New York AG takes 1st step toward possibly seizing Trump’s assets as part of $464M fraud judgment

Written by on March 21, 2024

Former U.S. President Donald Trump and former first lady Melania Trump walk together as they prepare to vote at a polling station setup in the Morton and Barbara Mandel Recreation Center, Mar. 19, 2024, in Palm Beach, Fla. (Joe Raedle/Getty Images)

(NEW YORK) — New York Attorney General Letitia James has taken an initial step toward laying the groundwork for a possible seizure of former President Donald Trump’s assets in New York’s Westchester County as part of the $464 million judgment in Trump’s civil fraud trial.

State officials have entered the judgment from Trump’s civil fraud trial in Manhattan with the county clerk’s office in Westchester, which would allow James to move to take possession of Trump National Golf Course in Briarcliff Manor and Seven Springs, a private estate in Bedford, if Trump fails to secure a bond.

His lawyers this week said Trump is facing “insurmountable difficulties” obtaining a bond to cover the $464 million judgment imposed by Judge Arthur Engoron. They have asked an appeals court for permission to post a smaller bond or none at all.

If Trump does not secure a financial guarantee by Monday’s deadline, James could begin the legal process of seizing Trump’s bank accounts and physical assets in Manhattan and Westchester through liens and foreclosures.

A representative from the Trump Organization did not respond to a request for comment from ABC News.

On Thursday, lawyers for Trump doubled down on their claim that securing the bond is impossible, according to a letter sent to New York’s Appellate Division Thursday.

Trump attorney Clifford Robert described James’ suggestion Wednesday that Trump secure multiple smaller bonds or hand over property to the court as “illogical,” “unconstitutional,” “impractical,” and “unjust.”

“Perhaps worst of all, the Attorney General argues that Defendants should be forced to dispose of iconic, multi-billion-dollar real-estate holdings in a ‘fire sale,'” Robert wrote in the letter.

Pushing back on the suggestion that Trump could hand over properties to the court, Robert said that the proposal was impractical and “functionally equivalent” to the Trump Organization’s court-appointed monitor.

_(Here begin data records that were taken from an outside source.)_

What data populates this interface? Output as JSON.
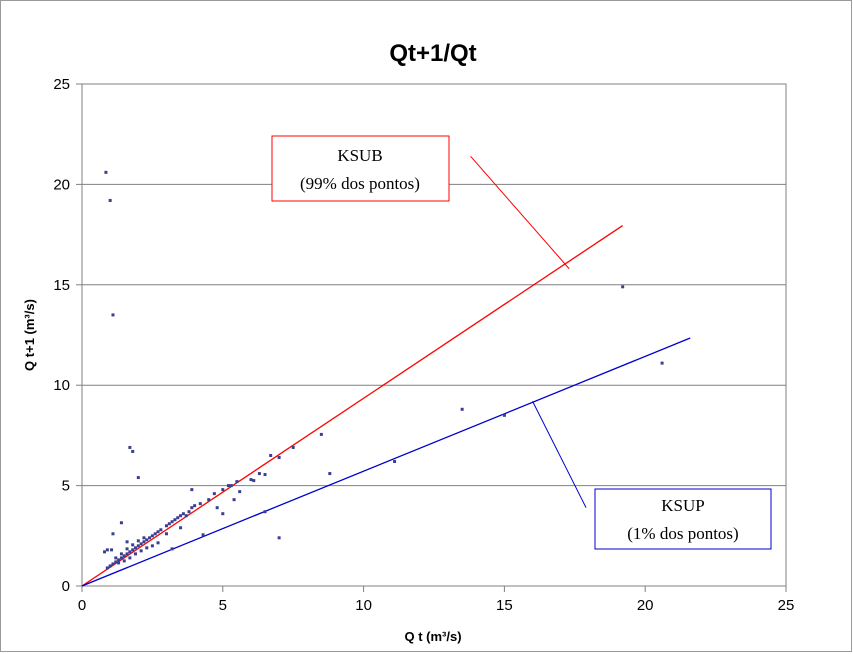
{
  "chart_data": {
    "type": "scatter",
    "title": "Qt+1/Qt",
    "xlabel": "Q t (m³/s)",
    "ylabel": "Q t+1 (m³/s)",
    "xlim": [
      0,
      25
    ],
    "ylim": [
      0,
      25
    ],
    "xticks": [
      "0",
      "5",
      "10",
      "15",
      "20",
      "25"
    ],
    "yticks": [
      "0",
      "5",
      "10",
      "15",
      "20",
      "25"
    ],
    "grid": "horizontal major gridlines",
    "series": [
      {
        "type": "scatter",
        "color": "#3b3f8f",
        "points": [
          [
            0.85,
            20.6
          ],
          [
            1.0,
            19.2
          ],
          [
            1.1,
            13.5
          ],
          [
            1.7,
            6.9
          ],
          [
            1.8,
            6.7
          ],
          [
            2.0,
            5.4
          ],
          [
            0.8,
            1.7
          ],
          [
            0.9,
            1.8
          ],
          [
            1.05,
            1.8
          ],
          [
            1.1,
            2.6
          ],
          [
            1.4,
            3.15
          ],
          [
            1.6,
            2.2
          ],
          [
            0.9,
            0.9
          ],
          [
            1.0,
            1.0
          ],
          [
            1.1,
            1.1
          ],
          [
            1.2,
            1.2
          ],
          [
            1.3,
            1.3
          ],
          [
            1.4,
            1.4
          ],
          [
            1.5,
            1.5
          ],
          [
            1.6,
            1.6
          ],
          [
            1.7,
            1.7
          ],
          [
            1.8,
            1.8
          ],
          [
            1.9,
            1.9
          ],
          [
            2.0,
            2.0
          ],
          [
            2.1,
            2.1
          ],
          [
            2.2,
            2.2
          ],
          [
            2.3,
            2.3
          ],
          [
            2.4,
            2.4
          ],
          [
            2.5,
            2.5
          ],
          [
            2.6,
            2.6
          ],
          [
            2.7,
            2.7
          ],
          [
            2.8,
            2.8
          ],
          [
            3.0,
            3.0
          ],
          [
            3.1,
            3.1
          ],
          [
            3.2,
            3.2
          ],
          [
            3.3,
            3.3
          ],
          [
            3.4,
            3.4
          ],
          [
            3.5,
            3.5
          ],
          [
            3.6,
            3.6
          ],
          [
            3.7,
            3.5
          ],
          [
            3.8,
            3.7
          ],
          [
            3.9,
            3.9
          ],
          [
            4.0,
            4.0
          ],
          [
            4.2,
            4.1
          ],
          [
            4.5,
            4.3
          ],
          [
            4.7,
            4.6
          ],
          [
            5.0,
            4.8
          ],
          [
            5.2,
            5.0
          ],
          [
            5.5,
            5.2
          ],
          [
            6.0,
            5.3
          ],
          [
            6.3,
            5.6
          ],
          [
            1.3,
            1.15
          ],
          [
            1.5,
            1.25
          ],
          [
            1.7,
            1.4
          ],
          [
            1.9,
            1.6
          ],
          [
            2.1,
            1.75
          ],
          [
            2.3,
            1.9
          ],
          [
            1.2,
            1.4
          ],
          [
            1.4,
            1.6
          ],
          [
            1.6,
            1.85
          ],
          [
            1.8,
            2.05
          ],
          [
            2.0,
            2.25
          ],
          [
            2.2,
            2.4
          ],
          [
            2.5,
            2.0
          ],
          [
            2.7,
            2.15
          ],
          [
            3.0,
            2.6
          ],
          [
            3.2,
            1.85
          ],
          [
            3.5,
            2.9
          ],
          [
            3.9,
            4.8
          ],
          [
            4.3,
            2.55
          ],
          [
            4.8,
            3.9
          ],
          [
            5.0,
            3.6
          ],
          [
            5.4,
            4.3
          ],
          [
            5.3,
            5.0
          ],
          [
            5.6,
            4.7
          ],
          [
            6.1,
            5.25
          ],
          [
            6.5,
            5.55
          ],
          [
            6.7,
            6.5
          ],
          [
            6.5,
            3.7
          ],
          [
            7.0,
            2.4
          ],
          [
            7.5,
            6.9
          ],
          [
            7.0,
            6.4
          ],
          [
            8.5,
            7.55
          ],
          [
            8.8,
            5.6
          ],
          [
            11.1,
            6.2
          ],
          [
            13.5,
            8.8
          ],
          [
            15.0,
            8.5
          ],
          [
            19.2,
            14.9
          ],
          [
            20.6,
            11.1
          ]
        ]
      }
    ],
    "lines": [
      {
        "name": "KSUB",
        "color": "#ff0000",
        "x": [
          0,
          19.2
        ],
        "y": [
          0,
          17.95
        ]
      },
      {
        "name": "KSUP",
        "color": "#0000cc",
        "x": [
          0,
          21.6
        ],
        "y": [
          0,
          12.35
        ]
      }
    ],
    "annotations": [
      {
        "id": "ksub",
        "lines": [
          "KSUB",
          "(99% dos pontos)"
        ],
        "border_color": "#ff0000",
        "pointer_target": [
          17.3,
          15.8
        ],
        "pointer_source": [
          13.8,
          21.4
        ]
      },
      {
        "id": "ksup",
        "lines": [
          "KSUP",
          "(1% dos pontos)"
        ],
        "border_color": "#0000cc",
        "pointer_target": [
          16.0,
          9.2
        ],
        "pointer_source": [
          17.9,
          3.9
        ]
      }
    ]
  }
}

He argued that James’ suggestion that Trump procure a series of smaller bonds would fail to resolve Trump’s current predicament because lenders are still unwilling to offer a bond using both cash and property as collateral.

“As explained in Defendants’ Affirmations, those separate bonds would still require a total collateralization of cash or cash equivalents in excess of $557 million, regardless of how many sureties were involved,” the letter said.

“It would be completely illogical — and the definition of an unconstitutional Excessive Fine and a Taking — to require Defendants to sell properties at all, and especially in a ‘fire sale,’ in order to be able to appeal the lawless Supreme Court judgment, as that would cause harm that cannot be repaired once the Defendants do win, as is overwhelmingly likely, on appeal,” Robert wrote on Thursday.

New York Judge Arthur Engoron in February ordered Trump to pay $464 million in disgorgement and pre-judgment interest after he found the former president and his adult sons liable for using “numerous acts of fraud and misrepresentation” to inflate his net worth in order to get more favorable loan terms. Trump has denied all wrongdoing and has appealed the decision in the case.

Earlier this week, Trump’s lawyers argued that the former president is unable to secure a bond for the judgment, having been rejected by over 30 insurance companies due to its size and his need to post properties as collateral.